Altro esempio ci viene dall’astronomia dell’antico Egitto, in cui la costellazione del Carro maggiore era chiamata meskhetiu (trasl. mshtyw) ed era rappresentata come la coscia di un toro o di una vacca. Trattandosi di una costellazione circumpolare, possiamo ipotizzare che il movimento ciclico di una gamba durante la deambulazione fosse correlato simbolicamente alla rotazione della volta celeste. Nella tomba di Senmut e nel tempio di Dendera, la costellazione del Carro Maggiore è rappresentata come un toro con una sola gamba, proprio come il dharma della tradizione indù.
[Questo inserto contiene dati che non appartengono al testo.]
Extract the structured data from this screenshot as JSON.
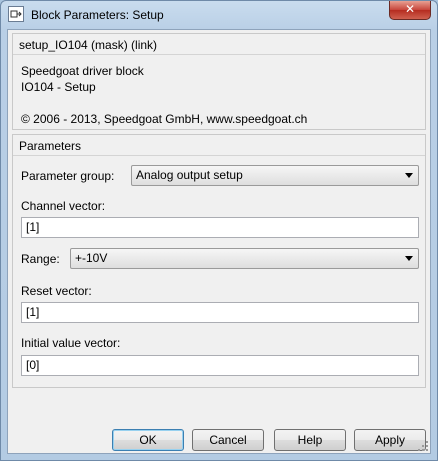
{
  "window": {
    "title": "Block Parameters: Setup",
    "close_glyph": "✕"
  },
  "description": {
    "block_title": "setup_IO104 (mask) (link)",
    "line1": "Speedgoat driver block",
    "line2": "IO104 - Setup",
    "copyright": "© 2006 - 2013, Speedgoat GmbH, www.speedgoat.ch"
  },
  "parameters": {
    "title": "Parameters",
    "parameter_group_label": "Parameter group:",
    "parameter_group_value": "Analog output setup",
    "channel_vector_label": "Channel vector:",
    "channel_vector_value": "[1]",
    "range_label": "Range:",
    "range_value": "+-10V",
    "reset_vector_label": "Reset vector:",
    "reset_vector_value": "[1]",
    "initial_value_label": "Initial value vector:",
    "initial_value_value": "[0]"
  },
  "buttons": {
    "ok": "OK",
    "cancel": "Cancel",
    "help": "Help",
    "apply": "Apply"
  },
  "icons": {
    "app": "simulink-block-icon",
    "dropdown": "chevron-down-icon",
    "resize": "resize-grip-icon"
  },
  "colors": {
    "close_button": "#c7443a",
    "accent_border": "#3c7fb1"
  }
}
Notiamo che anche nel caso della tradizione egiziana si ritrova l’idea di instabilità e decadenza, poiché la gamba del toro è incatenata al pilastro del polo, oppure trattenuta dall’ippopotamo, che è una rappresentazione della costellazione polare del drago, mentre Horus la pungola con una lancia. Alcuni vi hanno intravisto una allusione alla precessione degli equinozi, con ciò intendendo un disallineamento dell’asse terrestre da quello celeste. A differenza degli uccelli che muovono le ali in modo sincrono, sia i rettili che i mammiferi si distinguono per il concetto di sfasamento: infatti i rettili si muovono in modo alternato, mentre gli arti dei mammiferi descrivono delle traiettorie epicicloidali, che derivano dalla rotazione intorno ad un asse mobile, cioè non fisso.
Questo sfasamento è la manifestazione di uno squilibrio cosmico che si sviluppa attraverso fasi cicliche, poiché l’azione determina sempre una reazione contraria ma sfasata, nello spazio o nel tempo, cosicché esse non si annullano a vicenda ma si propagano in una lunga catena di causa ed effetto finché il movimento non si estingue per attrito, cioè per dissipazione.